Fans and stars of international soccer are arriving in Russia as the country prepares for the World Cup that kicks off on Thursday.

The month-long tournament will begin with Russia playing Saudi Arabia in Moscow. National teams have been arriving for the past week, spreading out to team bases across the 11 cities that are hosting the tournament, from Sochi on the Black Sea to Ekaterinburg on the western edge of Siberia.

Russian authorities have said they expect around one million fans to visit. In Moscow on Tuesday, small groups were beginning to appear around the city in brightly-colored national dress.

A massive fan zone, capable of holding 25,000 people, has been constructed in the shadow of the Stalinist skyscraper of Moscow State University, looking out over the city’s main Luzhniki stadium, where the World Cup final will be played. A viewing area has been set up on Red Square by the Kremlin, more widely known abroad for the tank parades that roll across it each year.

Just off the square on Tuesday, a small crowd of pleased and bemused-looking Russians watched as a group of elderly Brazilian fans played drum music and sang. Most of the fans nearby were from South American countries, such as Peru, Columbia and Uruguay. Thousands of Americans are still expected to travel, with over 88,000 tickets sold to U.S. fans, despite their team’s failure to qualify.

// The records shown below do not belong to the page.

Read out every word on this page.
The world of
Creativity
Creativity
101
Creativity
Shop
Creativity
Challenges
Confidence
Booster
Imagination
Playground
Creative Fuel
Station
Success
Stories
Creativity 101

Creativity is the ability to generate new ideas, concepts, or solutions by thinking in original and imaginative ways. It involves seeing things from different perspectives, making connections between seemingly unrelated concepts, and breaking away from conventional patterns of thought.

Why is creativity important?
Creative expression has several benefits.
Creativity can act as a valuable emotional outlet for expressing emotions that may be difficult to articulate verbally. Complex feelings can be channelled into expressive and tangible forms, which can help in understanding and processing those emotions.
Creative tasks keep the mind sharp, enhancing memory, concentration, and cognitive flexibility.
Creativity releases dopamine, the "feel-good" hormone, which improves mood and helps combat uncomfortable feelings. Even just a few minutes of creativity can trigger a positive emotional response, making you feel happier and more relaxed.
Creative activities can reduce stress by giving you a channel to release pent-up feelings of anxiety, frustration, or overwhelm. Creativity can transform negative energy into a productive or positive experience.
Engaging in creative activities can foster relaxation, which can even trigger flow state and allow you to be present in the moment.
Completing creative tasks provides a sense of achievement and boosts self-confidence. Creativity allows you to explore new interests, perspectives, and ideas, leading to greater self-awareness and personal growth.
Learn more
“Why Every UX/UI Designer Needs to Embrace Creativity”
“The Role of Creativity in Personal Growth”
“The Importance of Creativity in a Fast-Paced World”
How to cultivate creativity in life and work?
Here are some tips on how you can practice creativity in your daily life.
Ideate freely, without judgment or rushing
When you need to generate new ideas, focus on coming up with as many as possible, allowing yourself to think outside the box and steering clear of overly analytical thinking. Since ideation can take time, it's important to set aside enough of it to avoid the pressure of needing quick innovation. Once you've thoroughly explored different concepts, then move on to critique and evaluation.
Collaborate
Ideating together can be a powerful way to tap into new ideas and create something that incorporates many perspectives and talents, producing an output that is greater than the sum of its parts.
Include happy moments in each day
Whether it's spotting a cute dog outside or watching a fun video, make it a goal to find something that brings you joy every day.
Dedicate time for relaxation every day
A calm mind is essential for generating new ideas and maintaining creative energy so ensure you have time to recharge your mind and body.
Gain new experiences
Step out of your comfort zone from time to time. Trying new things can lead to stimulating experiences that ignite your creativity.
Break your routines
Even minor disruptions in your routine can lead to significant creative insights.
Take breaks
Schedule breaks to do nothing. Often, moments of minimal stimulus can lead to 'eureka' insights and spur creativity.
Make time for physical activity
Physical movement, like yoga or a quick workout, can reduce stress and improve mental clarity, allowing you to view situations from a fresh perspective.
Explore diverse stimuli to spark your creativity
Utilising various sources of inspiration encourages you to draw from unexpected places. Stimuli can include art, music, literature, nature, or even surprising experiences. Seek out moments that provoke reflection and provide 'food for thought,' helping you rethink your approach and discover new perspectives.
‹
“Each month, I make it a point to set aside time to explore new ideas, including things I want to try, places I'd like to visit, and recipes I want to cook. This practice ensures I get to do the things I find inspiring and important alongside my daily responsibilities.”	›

More visible than the fans so far in Moscow was the massive security presence being deployed to guard the event against fan trouble, and in particular Islamic terrorism. Thousands of extra police have been called up from all over the country and there are extra patrols in many areas.

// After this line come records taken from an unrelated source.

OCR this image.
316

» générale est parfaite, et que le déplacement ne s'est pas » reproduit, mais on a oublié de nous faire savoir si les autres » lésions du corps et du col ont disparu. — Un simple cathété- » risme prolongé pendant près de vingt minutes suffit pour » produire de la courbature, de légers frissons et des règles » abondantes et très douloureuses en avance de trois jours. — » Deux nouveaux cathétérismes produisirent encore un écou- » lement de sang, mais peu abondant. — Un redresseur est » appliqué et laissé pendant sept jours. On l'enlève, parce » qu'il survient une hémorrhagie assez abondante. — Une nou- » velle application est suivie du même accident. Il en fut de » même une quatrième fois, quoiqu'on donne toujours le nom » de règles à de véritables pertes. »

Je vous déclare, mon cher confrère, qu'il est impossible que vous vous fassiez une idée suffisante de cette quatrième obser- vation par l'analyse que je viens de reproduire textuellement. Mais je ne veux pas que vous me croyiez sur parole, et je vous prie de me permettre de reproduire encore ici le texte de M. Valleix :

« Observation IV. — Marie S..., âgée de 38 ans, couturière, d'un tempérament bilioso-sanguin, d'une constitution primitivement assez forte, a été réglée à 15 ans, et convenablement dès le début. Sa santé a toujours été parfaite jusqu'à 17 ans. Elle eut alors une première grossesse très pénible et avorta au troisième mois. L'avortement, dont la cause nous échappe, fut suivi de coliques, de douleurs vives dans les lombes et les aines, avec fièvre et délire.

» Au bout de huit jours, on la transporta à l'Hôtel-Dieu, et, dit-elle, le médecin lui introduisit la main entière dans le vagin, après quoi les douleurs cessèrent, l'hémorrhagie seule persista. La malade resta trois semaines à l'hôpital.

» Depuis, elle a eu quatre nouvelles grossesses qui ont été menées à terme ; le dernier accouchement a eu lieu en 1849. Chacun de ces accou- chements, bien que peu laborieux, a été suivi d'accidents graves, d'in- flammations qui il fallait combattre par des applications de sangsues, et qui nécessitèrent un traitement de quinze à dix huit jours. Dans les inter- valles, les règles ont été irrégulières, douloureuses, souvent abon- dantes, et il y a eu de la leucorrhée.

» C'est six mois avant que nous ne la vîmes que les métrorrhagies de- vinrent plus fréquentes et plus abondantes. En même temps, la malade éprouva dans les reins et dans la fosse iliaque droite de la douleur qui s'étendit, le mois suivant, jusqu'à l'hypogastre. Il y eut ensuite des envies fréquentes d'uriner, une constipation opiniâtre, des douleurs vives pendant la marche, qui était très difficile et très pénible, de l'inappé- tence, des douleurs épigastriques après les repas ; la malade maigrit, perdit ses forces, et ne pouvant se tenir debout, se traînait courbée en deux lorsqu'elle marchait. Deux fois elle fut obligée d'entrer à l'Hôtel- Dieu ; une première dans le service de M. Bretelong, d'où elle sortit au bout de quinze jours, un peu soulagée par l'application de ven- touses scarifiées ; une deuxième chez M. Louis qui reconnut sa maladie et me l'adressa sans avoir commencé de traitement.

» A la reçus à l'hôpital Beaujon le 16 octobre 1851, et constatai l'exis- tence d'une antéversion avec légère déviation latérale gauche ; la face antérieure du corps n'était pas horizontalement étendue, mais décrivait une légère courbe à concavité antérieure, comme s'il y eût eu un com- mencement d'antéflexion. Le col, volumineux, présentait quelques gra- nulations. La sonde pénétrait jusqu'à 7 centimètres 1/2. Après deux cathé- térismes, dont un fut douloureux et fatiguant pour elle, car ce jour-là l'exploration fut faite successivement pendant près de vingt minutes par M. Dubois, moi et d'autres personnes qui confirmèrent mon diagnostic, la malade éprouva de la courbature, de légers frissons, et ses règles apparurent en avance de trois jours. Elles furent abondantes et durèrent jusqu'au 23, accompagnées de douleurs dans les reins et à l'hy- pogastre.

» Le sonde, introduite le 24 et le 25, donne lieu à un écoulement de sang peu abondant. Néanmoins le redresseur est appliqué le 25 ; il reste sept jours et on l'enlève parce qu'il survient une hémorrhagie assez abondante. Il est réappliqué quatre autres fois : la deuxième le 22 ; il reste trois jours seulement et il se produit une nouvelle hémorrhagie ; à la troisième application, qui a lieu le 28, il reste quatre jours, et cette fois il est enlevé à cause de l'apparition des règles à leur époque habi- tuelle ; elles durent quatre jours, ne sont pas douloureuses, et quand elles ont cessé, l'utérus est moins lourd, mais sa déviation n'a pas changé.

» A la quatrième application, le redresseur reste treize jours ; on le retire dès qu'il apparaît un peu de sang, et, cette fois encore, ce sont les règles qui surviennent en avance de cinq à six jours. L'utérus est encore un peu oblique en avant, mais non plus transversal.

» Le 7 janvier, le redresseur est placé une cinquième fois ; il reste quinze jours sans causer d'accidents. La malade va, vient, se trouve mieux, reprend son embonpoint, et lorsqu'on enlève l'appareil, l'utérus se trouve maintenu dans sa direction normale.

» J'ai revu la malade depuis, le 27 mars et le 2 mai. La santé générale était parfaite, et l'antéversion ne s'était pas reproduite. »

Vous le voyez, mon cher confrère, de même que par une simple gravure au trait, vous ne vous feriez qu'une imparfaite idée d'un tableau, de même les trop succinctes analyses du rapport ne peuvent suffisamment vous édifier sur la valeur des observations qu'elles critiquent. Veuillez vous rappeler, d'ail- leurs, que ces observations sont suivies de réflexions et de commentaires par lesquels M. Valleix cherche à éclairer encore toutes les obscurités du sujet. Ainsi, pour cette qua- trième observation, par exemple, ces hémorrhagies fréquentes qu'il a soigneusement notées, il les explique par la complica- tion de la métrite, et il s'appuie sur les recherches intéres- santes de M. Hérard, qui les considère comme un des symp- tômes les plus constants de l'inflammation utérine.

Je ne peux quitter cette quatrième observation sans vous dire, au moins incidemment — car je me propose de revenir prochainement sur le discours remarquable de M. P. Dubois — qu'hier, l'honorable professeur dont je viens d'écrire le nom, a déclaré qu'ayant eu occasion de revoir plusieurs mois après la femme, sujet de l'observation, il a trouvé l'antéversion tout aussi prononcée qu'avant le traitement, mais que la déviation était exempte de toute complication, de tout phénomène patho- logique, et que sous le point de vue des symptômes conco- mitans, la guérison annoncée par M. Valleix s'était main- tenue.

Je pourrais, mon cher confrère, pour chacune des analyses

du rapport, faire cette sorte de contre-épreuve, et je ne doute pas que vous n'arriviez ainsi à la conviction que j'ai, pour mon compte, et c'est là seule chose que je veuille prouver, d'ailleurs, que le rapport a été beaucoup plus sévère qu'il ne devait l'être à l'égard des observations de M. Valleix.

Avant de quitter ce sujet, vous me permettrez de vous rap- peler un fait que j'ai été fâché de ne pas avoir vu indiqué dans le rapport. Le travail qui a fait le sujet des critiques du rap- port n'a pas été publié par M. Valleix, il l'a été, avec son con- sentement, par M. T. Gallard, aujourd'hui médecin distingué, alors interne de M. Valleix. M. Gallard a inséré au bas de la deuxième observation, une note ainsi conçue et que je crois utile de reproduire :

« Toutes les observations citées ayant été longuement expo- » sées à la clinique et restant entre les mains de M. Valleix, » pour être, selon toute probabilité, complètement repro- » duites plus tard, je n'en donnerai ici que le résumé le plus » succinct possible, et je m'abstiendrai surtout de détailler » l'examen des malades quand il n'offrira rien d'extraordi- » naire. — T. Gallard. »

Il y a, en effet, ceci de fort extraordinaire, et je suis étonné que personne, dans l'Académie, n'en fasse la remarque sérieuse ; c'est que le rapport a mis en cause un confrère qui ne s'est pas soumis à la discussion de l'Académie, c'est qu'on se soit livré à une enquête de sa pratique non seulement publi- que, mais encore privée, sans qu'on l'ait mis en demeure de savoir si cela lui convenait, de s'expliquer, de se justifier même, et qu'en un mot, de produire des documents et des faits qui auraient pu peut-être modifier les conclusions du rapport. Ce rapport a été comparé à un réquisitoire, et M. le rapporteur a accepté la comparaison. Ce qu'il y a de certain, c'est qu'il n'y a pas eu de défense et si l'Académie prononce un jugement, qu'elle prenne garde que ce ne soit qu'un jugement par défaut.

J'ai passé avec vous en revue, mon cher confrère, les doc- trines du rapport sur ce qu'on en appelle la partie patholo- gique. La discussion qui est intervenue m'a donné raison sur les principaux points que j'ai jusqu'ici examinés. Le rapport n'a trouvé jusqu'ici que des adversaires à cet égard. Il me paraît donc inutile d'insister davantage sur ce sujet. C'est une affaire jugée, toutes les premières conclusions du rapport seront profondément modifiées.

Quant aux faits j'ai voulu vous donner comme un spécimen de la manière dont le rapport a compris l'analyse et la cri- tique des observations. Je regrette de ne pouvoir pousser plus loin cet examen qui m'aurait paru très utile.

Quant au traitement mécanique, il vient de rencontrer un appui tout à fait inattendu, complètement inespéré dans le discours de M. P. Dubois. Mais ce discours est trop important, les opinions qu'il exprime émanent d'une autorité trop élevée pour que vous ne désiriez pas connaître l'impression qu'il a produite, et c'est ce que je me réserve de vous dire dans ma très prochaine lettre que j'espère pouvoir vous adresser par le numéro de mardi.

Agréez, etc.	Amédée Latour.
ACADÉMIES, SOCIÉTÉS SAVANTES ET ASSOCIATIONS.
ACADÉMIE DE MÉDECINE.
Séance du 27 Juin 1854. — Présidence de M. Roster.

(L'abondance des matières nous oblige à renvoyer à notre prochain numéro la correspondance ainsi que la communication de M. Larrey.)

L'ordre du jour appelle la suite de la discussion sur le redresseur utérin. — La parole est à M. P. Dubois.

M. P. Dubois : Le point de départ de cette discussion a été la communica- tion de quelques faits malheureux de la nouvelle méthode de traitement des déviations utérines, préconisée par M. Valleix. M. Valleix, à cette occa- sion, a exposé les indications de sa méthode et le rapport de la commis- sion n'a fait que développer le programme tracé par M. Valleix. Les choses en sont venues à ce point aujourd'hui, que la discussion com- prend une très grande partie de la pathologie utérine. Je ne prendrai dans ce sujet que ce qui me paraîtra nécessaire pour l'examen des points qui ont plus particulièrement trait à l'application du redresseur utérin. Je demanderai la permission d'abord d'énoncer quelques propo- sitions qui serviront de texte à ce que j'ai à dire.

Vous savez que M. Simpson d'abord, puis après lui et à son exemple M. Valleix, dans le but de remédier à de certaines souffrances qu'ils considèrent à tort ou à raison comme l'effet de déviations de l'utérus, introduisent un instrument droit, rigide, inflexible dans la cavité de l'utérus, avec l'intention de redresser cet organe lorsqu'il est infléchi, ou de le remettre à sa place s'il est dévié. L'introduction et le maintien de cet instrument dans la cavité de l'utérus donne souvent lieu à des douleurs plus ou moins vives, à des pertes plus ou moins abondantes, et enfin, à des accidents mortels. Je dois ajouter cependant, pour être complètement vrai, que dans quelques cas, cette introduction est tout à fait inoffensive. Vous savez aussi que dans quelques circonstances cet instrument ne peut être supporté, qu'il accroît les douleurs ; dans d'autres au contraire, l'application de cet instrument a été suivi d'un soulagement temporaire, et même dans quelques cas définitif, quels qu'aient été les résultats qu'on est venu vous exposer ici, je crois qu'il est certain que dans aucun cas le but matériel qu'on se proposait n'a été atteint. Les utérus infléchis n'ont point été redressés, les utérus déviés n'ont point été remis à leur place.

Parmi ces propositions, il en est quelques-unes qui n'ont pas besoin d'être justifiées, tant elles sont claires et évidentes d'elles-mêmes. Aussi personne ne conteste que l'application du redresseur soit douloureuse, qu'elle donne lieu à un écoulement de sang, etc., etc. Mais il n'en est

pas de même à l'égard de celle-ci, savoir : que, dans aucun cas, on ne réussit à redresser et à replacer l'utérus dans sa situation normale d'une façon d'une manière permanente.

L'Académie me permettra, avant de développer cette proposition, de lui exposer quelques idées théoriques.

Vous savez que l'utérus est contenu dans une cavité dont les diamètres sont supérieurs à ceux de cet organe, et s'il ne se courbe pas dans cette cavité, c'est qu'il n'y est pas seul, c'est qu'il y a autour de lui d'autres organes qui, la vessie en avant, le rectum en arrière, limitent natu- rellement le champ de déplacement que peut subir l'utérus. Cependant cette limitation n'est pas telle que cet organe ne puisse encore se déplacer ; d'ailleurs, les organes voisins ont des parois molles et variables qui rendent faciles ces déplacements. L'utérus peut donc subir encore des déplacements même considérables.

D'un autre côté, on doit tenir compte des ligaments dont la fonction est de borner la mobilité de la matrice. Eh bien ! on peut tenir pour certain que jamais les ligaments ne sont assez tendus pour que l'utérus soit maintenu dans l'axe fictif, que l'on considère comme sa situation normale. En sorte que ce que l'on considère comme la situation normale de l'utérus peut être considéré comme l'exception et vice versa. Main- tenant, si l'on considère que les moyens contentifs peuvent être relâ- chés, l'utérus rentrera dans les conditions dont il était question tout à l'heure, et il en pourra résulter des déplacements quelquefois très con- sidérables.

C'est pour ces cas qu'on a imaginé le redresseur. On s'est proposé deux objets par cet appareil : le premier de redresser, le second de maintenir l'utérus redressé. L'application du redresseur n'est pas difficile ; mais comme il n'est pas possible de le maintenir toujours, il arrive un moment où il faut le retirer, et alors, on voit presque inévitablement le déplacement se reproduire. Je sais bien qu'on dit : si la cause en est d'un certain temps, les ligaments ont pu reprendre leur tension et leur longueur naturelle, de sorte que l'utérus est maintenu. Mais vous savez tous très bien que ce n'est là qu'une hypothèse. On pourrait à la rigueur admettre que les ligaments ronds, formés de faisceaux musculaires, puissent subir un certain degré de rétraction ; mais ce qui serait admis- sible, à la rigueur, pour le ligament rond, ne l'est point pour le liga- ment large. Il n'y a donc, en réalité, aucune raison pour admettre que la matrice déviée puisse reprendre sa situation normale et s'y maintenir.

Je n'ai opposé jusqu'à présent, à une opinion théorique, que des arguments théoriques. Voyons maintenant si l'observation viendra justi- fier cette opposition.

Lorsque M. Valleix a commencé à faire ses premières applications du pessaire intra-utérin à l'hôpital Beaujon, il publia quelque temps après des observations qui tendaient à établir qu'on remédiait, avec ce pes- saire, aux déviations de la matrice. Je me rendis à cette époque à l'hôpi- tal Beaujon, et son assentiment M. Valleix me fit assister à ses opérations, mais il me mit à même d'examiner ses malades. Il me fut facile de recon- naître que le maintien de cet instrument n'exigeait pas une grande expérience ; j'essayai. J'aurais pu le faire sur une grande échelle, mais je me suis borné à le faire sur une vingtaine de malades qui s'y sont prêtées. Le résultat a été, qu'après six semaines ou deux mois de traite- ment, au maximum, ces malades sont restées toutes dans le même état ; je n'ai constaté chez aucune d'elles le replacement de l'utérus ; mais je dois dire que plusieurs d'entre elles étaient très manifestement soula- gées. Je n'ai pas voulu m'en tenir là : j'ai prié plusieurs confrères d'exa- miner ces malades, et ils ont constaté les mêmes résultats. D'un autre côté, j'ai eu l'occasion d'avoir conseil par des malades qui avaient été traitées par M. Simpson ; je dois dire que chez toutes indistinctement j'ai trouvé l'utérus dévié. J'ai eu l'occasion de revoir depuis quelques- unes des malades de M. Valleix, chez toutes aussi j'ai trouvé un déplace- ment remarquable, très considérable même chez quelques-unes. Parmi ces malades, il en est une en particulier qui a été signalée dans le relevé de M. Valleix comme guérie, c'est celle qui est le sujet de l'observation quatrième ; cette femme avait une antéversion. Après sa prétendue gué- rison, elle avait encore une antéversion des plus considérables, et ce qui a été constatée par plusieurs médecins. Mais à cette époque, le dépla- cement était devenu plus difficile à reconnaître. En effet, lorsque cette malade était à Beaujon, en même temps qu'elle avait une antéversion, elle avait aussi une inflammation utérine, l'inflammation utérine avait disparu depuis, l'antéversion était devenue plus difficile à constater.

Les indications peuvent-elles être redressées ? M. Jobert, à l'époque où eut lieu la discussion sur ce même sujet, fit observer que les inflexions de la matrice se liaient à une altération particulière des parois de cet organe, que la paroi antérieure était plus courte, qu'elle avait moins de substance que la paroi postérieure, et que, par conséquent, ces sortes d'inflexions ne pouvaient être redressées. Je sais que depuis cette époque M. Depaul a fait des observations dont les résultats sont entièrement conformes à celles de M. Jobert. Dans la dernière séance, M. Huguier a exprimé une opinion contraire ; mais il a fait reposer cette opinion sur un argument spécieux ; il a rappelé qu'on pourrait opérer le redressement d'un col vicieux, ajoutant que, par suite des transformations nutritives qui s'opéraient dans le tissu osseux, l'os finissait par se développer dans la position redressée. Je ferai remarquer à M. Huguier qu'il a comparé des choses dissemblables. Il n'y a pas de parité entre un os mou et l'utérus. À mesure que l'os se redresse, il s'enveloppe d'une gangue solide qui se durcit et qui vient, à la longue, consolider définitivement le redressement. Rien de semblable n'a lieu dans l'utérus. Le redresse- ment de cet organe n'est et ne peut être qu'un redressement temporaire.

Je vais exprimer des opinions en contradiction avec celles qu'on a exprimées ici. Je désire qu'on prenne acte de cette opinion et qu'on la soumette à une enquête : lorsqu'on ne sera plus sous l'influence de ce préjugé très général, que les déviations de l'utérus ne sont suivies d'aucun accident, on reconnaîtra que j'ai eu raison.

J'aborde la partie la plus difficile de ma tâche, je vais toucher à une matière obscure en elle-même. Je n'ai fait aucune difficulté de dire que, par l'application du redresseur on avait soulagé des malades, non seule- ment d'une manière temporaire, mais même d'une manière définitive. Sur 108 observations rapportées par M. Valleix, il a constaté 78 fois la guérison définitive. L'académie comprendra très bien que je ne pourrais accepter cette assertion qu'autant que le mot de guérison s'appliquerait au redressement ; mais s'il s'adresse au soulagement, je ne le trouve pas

Concerns about security have been prominent, with attention particularly focused on potential violence from Russian soccer hooligans, who ran amok at the last major international competition involving Russia, the 2016 European Championship in France. But worries that Russia could see a repeat of the chaotic street battles that took place in Marseilles there have been overblown amid an intense crackdown by Russian security services against the hooligan groups.

Hooligans have described to ABC News receiving calls and house visits from police and officers from the FSB security service informing them to behave. They said their groups’ leaders are under surveillance, with their phones tapped.

Zhenya, a veteran member of a hooligan group that supports CSKA Moscow and who didn’t not want to give his full name for fear of repercussions, told ABC News how armed police had raided his house as a warning.

A wave of arrests last year has also chilled the violent fan scene, while anti-hooligan practices long common in Europe, such as stadium bans have been introduced.

“The movement is effectively paralyzed,” Ivan ‘Il Duche’, a well-known former fan leader, told ABC News.

Under such pressure, over a dozen former and active hooligans told ABC News that they expect no major violence.